Jusqu'au jour où, pris en charge par ses camarades de classe à son lit d'hôpital, j'ai vu un enfant sortir en quelques heures d'un coma hépatique spectaculaire secondaire à ce qui avait tous les traits cliniques (je n'avais pas de laboratoire) d'une hépatite virale suraigue réputée mortelle.
Jusqu'au jour où j'ai eu à faire face à une épidémie de variole transmise par des pélerins vers La Mecque venus par chameau du Nigeria voisin.
Seule parade possible en l'absence de tout traitement contre la maladie déclarée : une vaccination de masse, ce qui fut fait.
Le plus troublant est que les paysans locaux aient été capables de reconnaitre et de signaler la variole. De leur initiative, ils avaient conduit les personnes infectées dans un hameau isolé de quelque huttes, et avaient chargé des anciens qui avaient eux-mêmes été en contact avec des varioleux dans leur jeunesse de prendre soin des malades.
Les traditions aux similitudes troublantes ont accumulé des masses de connaissances sur les questions de santé.
Nous les avons méprisées, mais la roue tourne. Les effets indésirables de nos façons de soigner, leur coût sans cesse croissant, leurs limites de plus en plus visibles nous contraignent à nous poser une question.
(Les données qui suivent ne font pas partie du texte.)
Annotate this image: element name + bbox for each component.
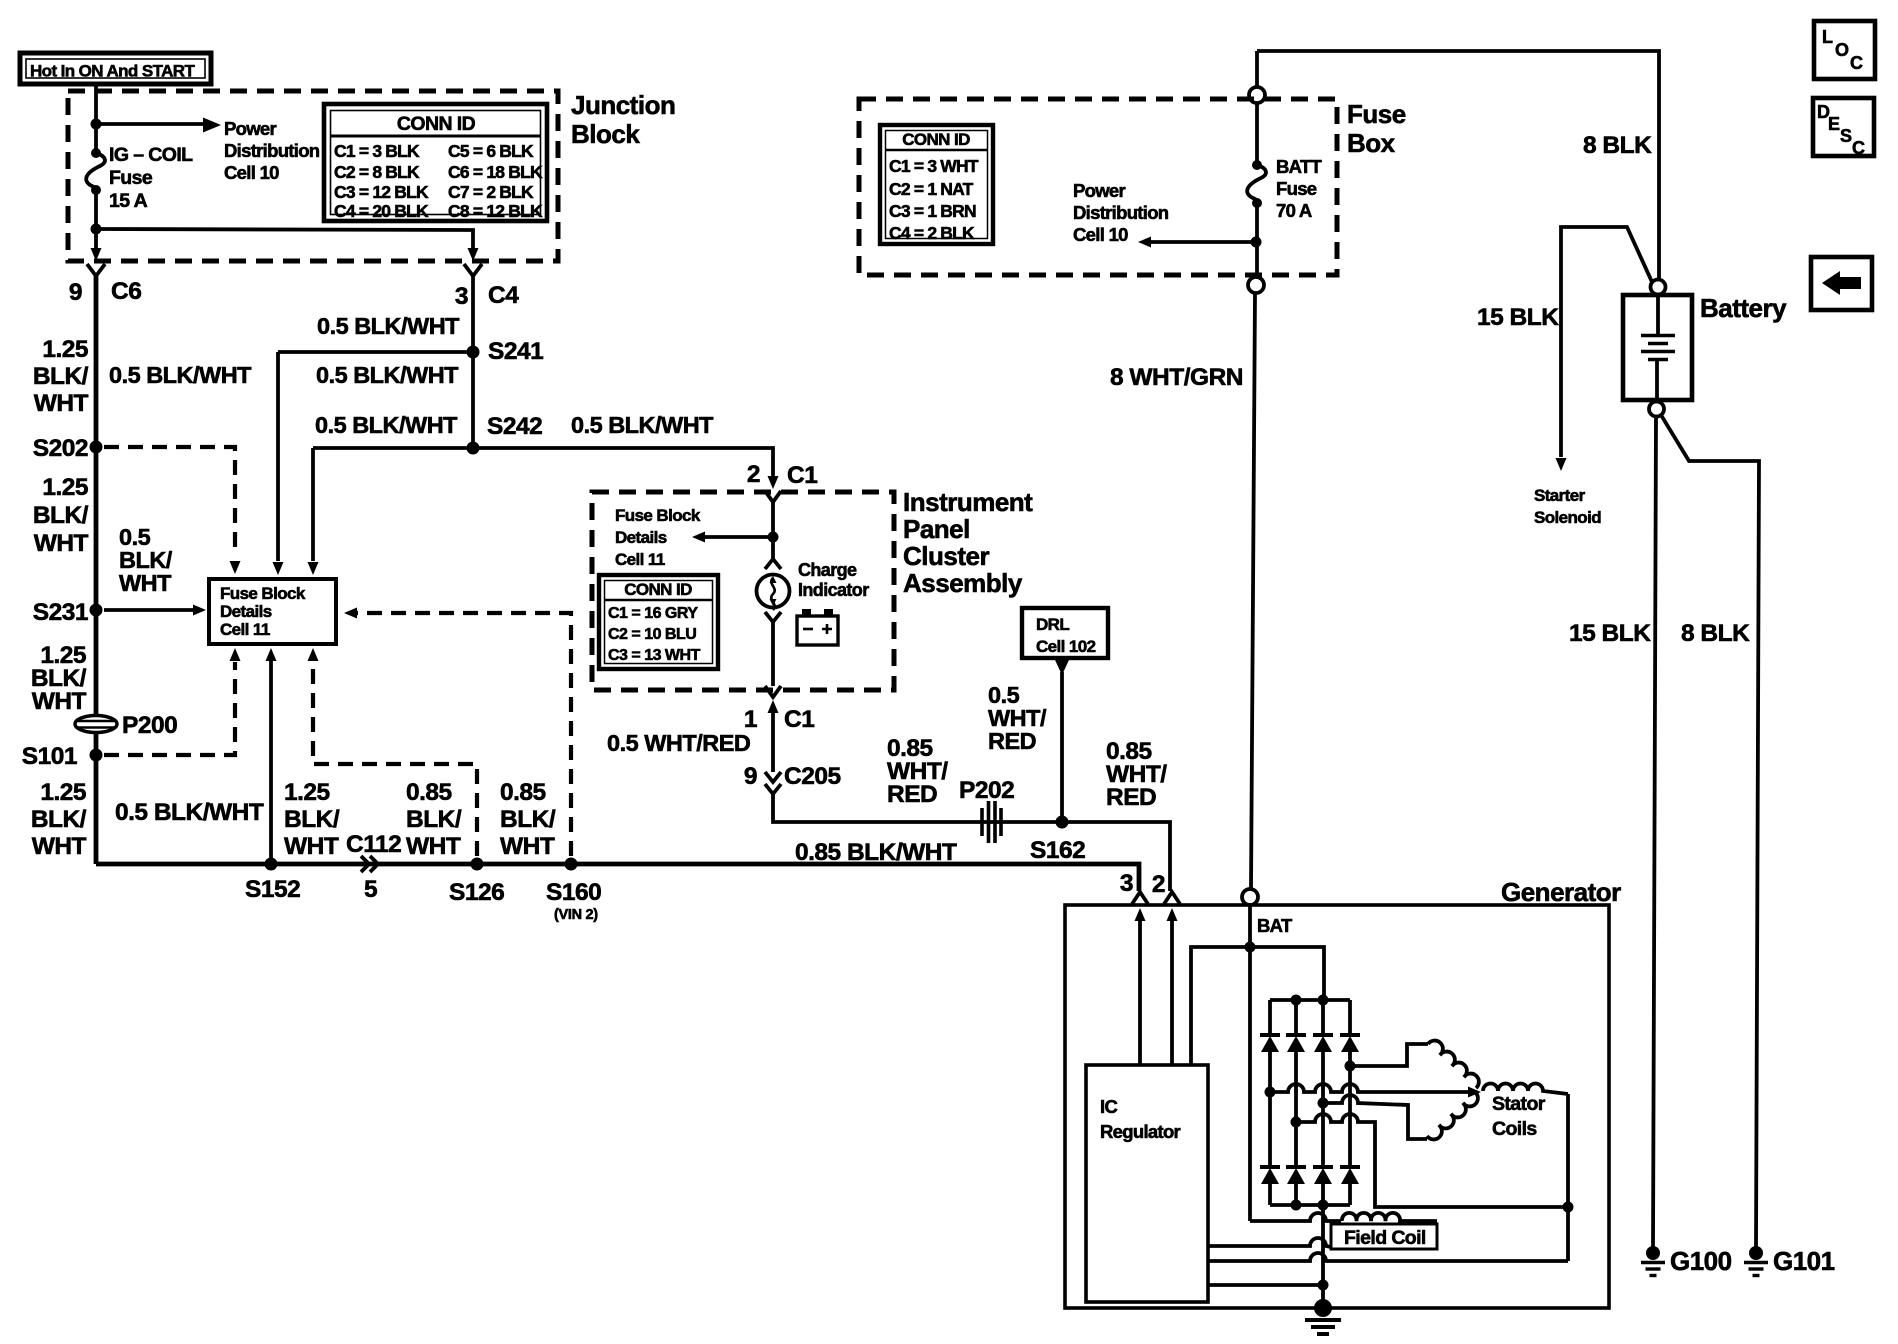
wire: battery to 8 BLK down leg [1661,415,1759,1247]
svg-text:C: C [1850,53,1863,73]
svg-text:Cell 11: Cell 11 [220,620,270,639]
svg-text:S160: S160 [546,879,601,906]
svg-text:Panel: Panel [903,514,970,544]
svg-text:5: 5 [364,876,377,903]
wire: S242 branch down into fuse block details [311,448,315,561]
label 1.25 BLK/WHT (S231-P200) [31,642,87,715]
wire: 15 BLK to starter solenoid [1561,227,1652,457]
svg-text:L: L [1822,27,1833,47]
text: Fuse Block Details Cell 11 (IPC) [615,506,701,569]
svg-text:C: C [1852,138,1865,158]
svg-text:3: 3 [1120,870,1133,897]
svg-text:BLK/: BLK/ [284,806,340,833]
svg-text:1.25: 1.25 [42,336,88,363]
text: Stator Coils [1492,1093,1546,1140]
node on bus at col2 [1291,995,1302,1006]
node: rail junction with phase C [1563,1202,1574,1213]
wire: DRL to S162 [1055,660,1069,822]
wire: S231 arrow to fuse block details [104,608,198,612]
label 0.85 BLK/WHT (C112-S126) [406,779,462,860]
connector below indicator [765,612,781,622]
svg-text:Cell 10: Cell 10 [224,162,279,183]
icon box: LOC [1814,21,1875,79]
svg-text:Cell 10: Cell 10 [1073,224,1128,245]
wire: S242 line to IPC [313,448,773,478]
svg-text:Cluster: Cluster [903,541,989,571]
box: IC Regulator [1086,1065,1208,1302]
label 0.85 WHT/RED (left of P202) [887,735,948,808]
svg-text:8 BLK: 8 BLK [1583,132,1652,159]
svg-text:CONN ID: CONN ID [397,113,476,135]
svg-text:Hot In ON And START: Hot In ON And START [30,62,195,81]
junction block dashed box [68,91,558,261]
dashed: S202 to fuse block details [104,447,235,556]
node: tap junction [91,119,102,130]
svg-text:Fuse: Fuse [109,167,153,189]
node on bottom bus col3 [1318,1200,1329,1211]
box: Field Coil label [1331,1224,1437,1249]
stator right rail [1566,1094,1570,1261]
arrow into C6 [91,248,102,261]
svg-text:C5 = 6 BLK: C5 = 6 BLK [448,141,534,161]
svg-text:C205: C205 [784,763,841,790]
wire: C1-2 into charge indicator [771,502,775,558]
svg-text:BLK/: BLK/ [33,502,89,529]
svg-text:Junction: Junction [571,90,675,120]
svg-text:S202: S202 [33,435,88,462]
svg-text:Indicator: Indicator [798,580,869,600]
rectifier top bus [1270,998,1350,1002]
svg-text:0.85: 0.85 [406,779,452,806]
diode D1 [1260,1000,1280,1092]
icon box: DESC [1813,98,1874,158]
wire: BAT down to field coil [1248,947,1252,1221]
wire: C4 vertical down to S242 [471,276,475,448]
connector pin 2 [1152,871,1180,904]
svg-text:8 WHT/GRN: 8 WHT/GRN [1110,364,1243,391]
svg-text:2: 2 [747,461,760,488]
connector P200 [75,712,177,739]
svg-text:0.5 BLK/WHT: 0.5 BLK/WHT [115,799,264,826]
splice S101 [22,743,103,770]
svg-text:E: E [1828,114,1840,134]
wire: fuse output [94,190,98,248]
wire: arrow to Power Distribution [96,122,203,126]
field coil feed [1250,1213,1341,1221]
svg-text:BAT: BAT [1257,915,1293,936]
svg-text:Coils: Coils [1492,1118,1537,1140]
wire: hot feed into junction block [94,84,98,152]
table: IPC CONN ID [599,575,718,669]
wire: left main vertical C6 to S101 corner [94,276,99,864]
svg-text:C2 = 10 BLU: C2 = 10 BLU [608,626,696,643]
splice S202 [33,435,103,462]
wire: branch to C4 [96,229,473,248]
connector C205 pin 9 [744,763,841,794]
svg-text:S126: S126 [449,879,504,906]
svg-text:RED: RED [1106,784,1156,811]
text: Starter Solenoid [1534,486,1601,527]
terminal: BAT ring [1242,889,1293,936]
fuse box title [1347,99,1406,158]
svg-text:Starter: Starter [1534,486,1586,505]
svg-text:WHT: WHT [119,570,172,596]
wire: C205 down and right to S162 run [773,794,1170,891]
svg-text:WHT: WHT [34,530,89,557]
diode D4 [1340,1000,1360,1066]
svg-text:Charge: Charge [798,560,857,580]
IPC dashed box [592,492,894,690]
svg-text:BLK/: BLK/ [500,806,556,833]
text: Power Distribution Cell 10 [224,118,320,183]
ground G101 [1744,1246,1835,1276]
label 1.25 BLK/WHT (S152 leg) [284,779,340,860]
wire: battery negative to G100 [1653,417,1656,1247]
svg-text:1: 1 [744,706,757,733]
svg-text:WHT: WHT [32,833,87,860]
svg-text:70 A: 70 A [1276,200,1312,221]
svg-text:BLK/: BLK/ [31,806,87,833]
svg-text:Power: Power [224,118,277,139]
stator phase A row [1265,1084,1482,1098]
svg-text:C112: C112 [346,831,401,858]
svg-text:(VIN 2): (VIN 2) [554,907,598,923]
IPC title [903,487,1033,598]
svg-text:C4 = 20 BLK: C4 = 20 BLK [334,201,429,221]
node on bus at col3 [1318,995,1329,1006]
svg-text:3: 3 [455,283,468,310]
fuse: IG-COIL 15A [86,144,193,212]
svg-text:Cell 102: Cell 102 [1036,637,1096,656]
node: junction at fuse output [91,224,102,235]
svg-text:C2 = 8 BLK: C2 = 8 BLK [334,162,420,182]
svg-text:8 BLK: 8 BLK [1681,620,1750,647]
svg-text:Fuse Block: Fuse Block [615,506,701,525]
wire: pin 2 to IC regulator [1167,908,1178,1065]
svg-text:C6: C6 [111,278,141,305]
diode D3 [1313,1000,1333,1103]
wire: IC regulator to stator rail [1208,1253,1568,1261]
svg-text:Generator: Generator [1501,877,1621,907]
label 0.85 BLK/WHT (S126-S160) [500,779,556,860]
text: Power Distribution Cell 10 (fuse box) [1073,180,1169,245]
lower diode D5 [1260,1092,1280,1205]
fuse box dashed box [859,99,1337,275]
svg-text:Distribution: Distribution [224,140,320,161]
svg-text:C1: C1 [787,462,817,489]
wire: S241 branch down into fuse block details [276,352,280,561]
label 1.25 BLK/WHT (S202-S231) [33,474,89,557]
svg-text:S101: S101 [22,743,77,770]
splice S241 [467,338,544,365]
dashed: S160 to fuse block details [352,613,571,856]
svg-text:S231: S231 [33,599,88,626]
connector C4 pin 3 [455,264,519,310]
lower diode D7 [1313,1103,1333,1205]
terminal: fuse box top ring [1249,87,1265,103]
svg-text:9: 9 [744,763,757,790]
label 0.85 WHT/RED (right of S162) [1106,738,1167,811]
wire: power distribution tap [1146,240,1256,244]
connector pin 3 [1120,870,1148,904]
stator coil bottom diagonal [1427,1092,1478,1139]
svg-text:Fuse Block: Fuse Block [220,584,306,603]
svg-text:BLK/: BLK/ [33,363,89,390]
stator phase C row [1291,1114,1567,1207]
node: tap on indicator feed [768,532,779,543]
svg-text:WHT: WHT [32,688,87,715]
label 0.5 BLK/WHT (dashed S202 leg) [119,524,173,596]
wire: S152 up into fuse block details [269,661,273,864]
lower diode D8 [1340,1066,1360,1205]
svg-text:C3 = 1 BRN: C3 = 1 BRN [889,201,976,221]
stator coil top diagonal [1428,1041,1479,1088]
svg-text:CONN ID: CONN ID [624,580,692,599]
wire: bottom main run S101 corner to generator pin 3 [96,864,1139,891]
connector C1 pin 1 (IPC bottom) [744,700,814,772]
svg-text:C3 = 12 BLK: C3 = 12 BLK [334,182,429,202]
svg-text:0.5 BLK/WHT: 0.5 BLK/WHT [109,362,252,388]
label 1.25 BLK/WHT (below S101) [31,779,87,860]
icon box: back arrow [1811,257,1872,310]
svg-text:WHT: WHT [406,833,461,860]
svg-text:WHT: WHT [500,833,555,860]
svg-text:Field Coil: Field Coil [1344,1227,1426,1249]
box: Fuse Block Details Cell 11 [209,579,336,644]
splice S160 (VIN 2) [546,858,601,924]
svg-text:Stator: Stator [1492,1093,1546,1115]
splice S152 [245,858,300,904]
svg-text:Block: Block [571,119,640,149]
svg-text:C2 = 1 NAT: C2 = 1 NAT [889,179,974,199]
lower diode D6 [1286,1122,1306,1205]
svg-text:C8 = 12 BLK: C8 = 12 BLK [448,201,543,221]
rectifier bottom bus [1270,1203,1350,1207]
label 0.5 WHT/RED (DRL leg) [988,682,1047,754]
svg-text:Distribution: Distribution [1073,202,1169,223]
wire: indicator to C1-1 [771,622,775,686]
svg-text:0.5 BLK/WHT: 0.5 BLK/WHT [317,313,460,339]
battery [1623,280,1787,417]
svg-text:Box: Box [1347,128,1396,158]
svg-text:0.85: 0.85 [500,779,546,806]
node: tap on batt fuse output [1251,237,1262,248]
svg-text:Battery: Battery [1700,293,1787,323]
svg-text:1.25: 1.25 [42,474,88,501]
svg-text:C4: C4 [488,282,519,309]
svg-text:0.5 BLK/WHT: 0.5 BLK/WHT [316,362,459,388]
svg-text:S152: S152 [245,876,300,903]
svg-text:1.25: 1.25 [40,779,86,806]
dashed: S101 to fuse block details [104,662,235,755]
wire: 8 WHT/GRN down to generator BAT [1251,293,1255,889]
generator box [1065,905,1609,1308]
svg-text:BLK/: BLK/ [406,806,462,833]
svg-text:Fuse: Fuse [1276,178,1317,199]
svg-text:C1 = 3 WHT: C1 = 3 WHT [889,156,979,176]
svg-text:Fuse: Fuse [1347,99,1406,129]
svg-text:Details: Details [220,602,272,621]
svg-text:C3 = 13 WHT: C3 = 13 WHT [608,647,701,664]
table: fuse box CONN ID [880,125,993,244]
svg-text:DRL: DRL [1036,615,1069,634]
wire: center column to ground [1321,1205,1325,1308]
svg-text:15 BLK: 15 BLK [1477,304,1559,331]
svg-text:RED: RED [887,781,937,808]
connector above indicator [765,559,781,569]
svg-text:S162: S162 [1030,837,1085,864]
svg-text:Power: Power [1073,180,1126,201]
junction block title [571,90,675,149]
svg-text:0.5 BLK/WHT: 0.5 BLK/WHT [571,412,714,438]
text: Charge Indicator [798,560,869,600]
wire: top feed to fuse box [1257,51,1659,279]
icon: battery symbol [797,609,838,645]
svg-text:9: 9 [69,279,82,306]
wire: BAT branch to IC regulator [1191,947,1250,1065]
svg-text:RED: RED [988,728,1036,754]
connector C112 pin 5 [346,831,401,903]
field coil [1342,1213,1437,1221]
svg-text:15 BLK: 15 BLK [1569,620,1651,647]
svg-text:BATT: BATT [1276,156,1323,177]
splice S162 [1030,816,1085,865]
svg-text:Details: Details [615,528,667,547]
wire: IC regulator to ground column [1208,1280,1329,1291]
svg-text:Cell 11: Cell 11 [615,550,665,569]
node on bottom bus col2 [1291,1200,1302,1211]
svg-text:CONN ID: CONN ID [902,130,970,149]
box: DRL Cell 102 [1022,608,1108,658]
dashed: S126 to fuse block details [313,662,477,856]
wire: S241 horizontal [278,350,473,354]
wire: IC regulator field drive [1208,1238,1331,1247]
stator coil horizontal [1483,1084,1568,1095]
stator phase B row [1318,1095,1428,1139]
svg-text:P200: P200 [122,712,177,739]
svg-text:G100: G100 [1670,1246,1732,1276]
wire: BAT branch to rectifier bus [1250,947,1324,1000]
splice S242 [467,413,543,455]
node: BAT junction [1245,942,1256,953]
terminal: fuse box bottom ring [1248,277,1264,293]
svg-text:O: O [1835,40,1849,60]
svg-text:Instrument: Instrument [903,487,1033,517]
connector at IPC bottom edge [765,686,781,697]
svg-text:C1 = 3 BLK: C1 = 3 BLK [334,141,420,161]
wire: tap to fuse block details note [700,535,773,539]
svg-text:0.5 WHT/RED: 0.5 WHT/RED [607,730,750,756]
connector C1 pin 2 (IPC top) [747,461,817,502]
svg-text:15 A: 15 A [109,190,148,212]
svg-text:P202: P202 [959,777,1014,804]
svg-text:WHT: WHT [284,833,339,860]
svg-text:S242: S242 [487,413,542,440]
svg-text:IG – COIL: IG – COIL [109,144,193,166]
fuse: BATT 70A [1247,103,1322,221]
label 1.25 BLK/WHT (C6-S202) [33,336,89,417]
splice S231 [33,599,103,626]
svg-text:S241: S241 [488,338,543,365]
connector C6 pin 9 [69,264,141,306]
svg-text:C7 = 2 BLK: C7 = 2 BLK [448,182,534,202]
charge indicator lamp [757,575,790,611]
svg-text:C4 = 2 BLK: C4 = 2 BLK [889,223,975,243]
wire: col4 phase to stator top [1345,1044,1429,1072]
diode D2 [1286,1000,1306,1122]
svg-text:0.5 BLK/WHT: 0.5 BLK/WHT [315,412,458,438]
generator case ground [1305,1299,1341,1334]
svg-text:1.25: 1.25 [284,779,330,806]
table: junction block CONN ID [324,104,547,221]
svg-text:Assembly: Assembly [903,568,1023,598]
connector P202 [959,777,1014,843]
svg-text:2: 2 [1152,871,1165,898]
svg-text:C1 = 16 GRY: C1 = 16 GRY [608,605,698,622]
wire: fuse to bottom terminal [1255,203,1259,277]
svg-text:C1: C1 [784,706,814,733]
svg-text:WHT: WHT [34,390,89,417]
svg-text:0.85 BLK/WHT: 0.85 BLK/WHT [795,839,957,866]
svg-text:IC: IC [1100,1096,1117,1117]
wire: BAT into generator [1248,905,1252,947]
label box: Hot In ON And START [20,53,211,84]
ground G100 [1641,1246,1732,1276]
wire: pin 3 to IC regulator [1135,908,1146,1065]
svg-text:C6 = 18 BLK: C6 = 18 BLK [448,162,543,182]
svg-text:G101: G101 [1773,1246,1835,1276]
svg-text:Regulator: Regulator [1100,1121,1181,1142]
svg-text:S: S [1840,126,1852,146]
splice S126 [449,858,504,907]
arrow into C4 [468,248,479,261]
svg-text:Solenoid: Solenoid [1534,508,1601,527]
N'aurions-nous pas jeté le bébé de la santé avec l'eau du bain des médecines dites primitives ? Autrement dit, n'est-il pas grand temps d'aller voir avec le plus grand sérieux d'investigation ce qui se passe du côté des tradiciens ? Sans oublier que tout praticien est porteur, même s'il en a perdu conscience, d'un bagage traditionnel qui fait de lui un soignant unique et indispensable, et pas un mécanicien interchangeable de la machine humaine.